Tragedy, mourning and consternation. How would the defender of the Holy Church and faithful patron of the mountain react?
Restoration and new splendour
In His mysterious ways, inaccessible to any created intelligence, God often makes us face an apparent distancing on His part. Evil seems to triumph over those who are under the care of the Lord of Hosts. However, when we step back from the events, we realize that, behind that perplexing situation, an infinite wisdom was hidden.
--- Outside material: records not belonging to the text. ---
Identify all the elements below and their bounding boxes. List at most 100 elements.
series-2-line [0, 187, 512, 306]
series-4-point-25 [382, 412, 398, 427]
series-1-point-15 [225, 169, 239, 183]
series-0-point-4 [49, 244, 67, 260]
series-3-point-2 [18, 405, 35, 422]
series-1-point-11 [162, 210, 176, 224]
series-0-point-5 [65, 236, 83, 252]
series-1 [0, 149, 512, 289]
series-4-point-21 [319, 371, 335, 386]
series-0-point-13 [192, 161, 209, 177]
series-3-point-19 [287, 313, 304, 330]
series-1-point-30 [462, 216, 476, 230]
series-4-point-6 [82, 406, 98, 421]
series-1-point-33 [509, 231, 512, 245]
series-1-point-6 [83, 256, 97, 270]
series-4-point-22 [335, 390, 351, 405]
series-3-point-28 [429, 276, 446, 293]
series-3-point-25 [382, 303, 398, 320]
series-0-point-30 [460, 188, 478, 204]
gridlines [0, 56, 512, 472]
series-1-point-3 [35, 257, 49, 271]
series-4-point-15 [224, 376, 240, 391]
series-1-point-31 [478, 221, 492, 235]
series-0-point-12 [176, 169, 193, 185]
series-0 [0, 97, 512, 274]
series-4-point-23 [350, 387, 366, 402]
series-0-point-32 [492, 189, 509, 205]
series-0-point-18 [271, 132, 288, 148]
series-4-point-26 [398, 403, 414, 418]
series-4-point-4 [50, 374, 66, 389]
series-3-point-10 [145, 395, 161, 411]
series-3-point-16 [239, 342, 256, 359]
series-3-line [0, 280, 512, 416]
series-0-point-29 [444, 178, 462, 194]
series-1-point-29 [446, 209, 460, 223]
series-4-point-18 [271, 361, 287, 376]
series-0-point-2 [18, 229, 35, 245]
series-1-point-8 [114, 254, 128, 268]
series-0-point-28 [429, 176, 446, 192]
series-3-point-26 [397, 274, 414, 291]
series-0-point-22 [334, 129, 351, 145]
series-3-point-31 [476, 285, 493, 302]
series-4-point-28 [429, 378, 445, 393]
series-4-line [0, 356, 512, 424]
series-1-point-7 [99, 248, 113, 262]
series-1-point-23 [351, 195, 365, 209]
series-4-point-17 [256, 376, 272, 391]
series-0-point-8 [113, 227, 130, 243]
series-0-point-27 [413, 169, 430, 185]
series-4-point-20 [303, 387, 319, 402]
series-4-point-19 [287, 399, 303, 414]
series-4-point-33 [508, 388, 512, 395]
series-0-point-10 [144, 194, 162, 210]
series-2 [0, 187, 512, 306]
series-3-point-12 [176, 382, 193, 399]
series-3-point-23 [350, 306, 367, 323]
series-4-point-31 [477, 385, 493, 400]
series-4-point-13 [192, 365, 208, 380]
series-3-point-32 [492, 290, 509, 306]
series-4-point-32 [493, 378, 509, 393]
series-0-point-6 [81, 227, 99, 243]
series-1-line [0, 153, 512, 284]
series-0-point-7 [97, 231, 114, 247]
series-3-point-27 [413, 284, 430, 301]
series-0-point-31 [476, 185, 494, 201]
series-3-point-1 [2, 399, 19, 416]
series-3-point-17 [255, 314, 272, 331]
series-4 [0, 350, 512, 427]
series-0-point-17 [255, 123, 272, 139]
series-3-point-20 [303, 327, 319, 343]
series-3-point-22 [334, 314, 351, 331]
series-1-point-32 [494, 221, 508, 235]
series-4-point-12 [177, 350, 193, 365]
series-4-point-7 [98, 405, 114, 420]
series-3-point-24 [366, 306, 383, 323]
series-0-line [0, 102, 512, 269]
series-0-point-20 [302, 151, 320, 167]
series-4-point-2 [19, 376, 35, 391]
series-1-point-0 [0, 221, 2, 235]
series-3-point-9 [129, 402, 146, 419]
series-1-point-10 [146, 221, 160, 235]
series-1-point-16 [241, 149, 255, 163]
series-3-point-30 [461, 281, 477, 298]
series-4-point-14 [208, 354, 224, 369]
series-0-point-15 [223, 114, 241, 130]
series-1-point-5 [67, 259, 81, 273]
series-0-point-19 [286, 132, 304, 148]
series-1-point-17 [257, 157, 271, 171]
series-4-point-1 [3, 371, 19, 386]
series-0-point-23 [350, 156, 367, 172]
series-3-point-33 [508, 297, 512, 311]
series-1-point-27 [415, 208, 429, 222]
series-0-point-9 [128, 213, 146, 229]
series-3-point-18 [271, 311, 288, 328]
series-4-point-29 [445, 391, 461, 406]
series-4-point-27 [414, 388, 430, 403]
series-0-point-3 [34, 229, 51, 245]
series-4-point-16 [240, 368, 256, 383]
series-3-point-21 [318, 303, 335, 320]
Mont Saint-Michel is a living example of this reality. After the revolutionary desecrations, the mount was disfigured and the abbey unrecognizable. In a world where the faith of yesteryear no longer shone, the rebuilding of that monumental relic of the past seemed like a hopeless dream. However, between the 19th and 20th centuries, driven by a zeal for historical remembrances and no doubt impelled by a grace that they may not have perceived, archaeologists and architects embarked on this enterprise, in which professionals such as Édouard Corroyer, Victor Petitgrand and Paul Gout stood out.
Today, the abbey displays its true and beloved appearance. The splendour of the monastery is comparable to that of the glorious days of the Middle Ages, and even surpasses it, because what would have been considered daring by the those of the Middle Ages was realized: a spire rises above the towers, supporting a golden statue of St. Michael, the work of the sculptor Emmanuel Frémiet. The one who for centuries ruled the mount from “behind the clouds” is glorified and visible to all.
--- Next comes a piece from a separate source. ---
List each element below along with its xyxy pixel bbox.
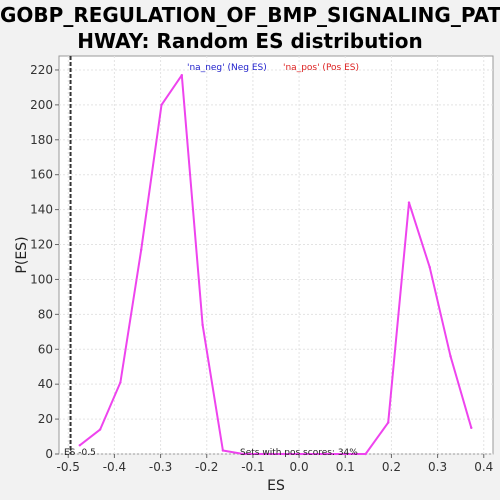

It might seem that the grand adventure begun by St. Aubert is over. However, let us not forget that the history of the mount is still an open book. The Holy Archangel will undoubtedly continue to write this epopee on the blank pages of future centuries! ◊
Notes
1 CORRÊA DE OLIVEIRA, Plinio. Conference. São Paulo, 16/10/1970.
2 Cf. CORRÊA DE OLIVEIRA, Plinio. Conference. São Paulo, 6/12/1980.
3 The historical information contained in this article was taken from: CHRIST, Yvan. Cent heures au Mont-Saint-Michel. Paris: Vilo, 1976; ENAUD, François. Le Mont Saint-Michel. Paris: Olivier Perrin, 1950; GUILLO, Lomig. Les secrets du Mont Saint-Michel. Enquête sur 1.300 ans d’histoire et de légendes. Paris: Prisma, 2017.
4 Although historians are not unanimous, some sources say that this forest located next to the mountain was submerged by a violent earthquake during the time of St. Aubert, leaving the mountain isolated as we know it today.
5 During this period, Mont Saint-Michel came to be ironically called Mont-Libre.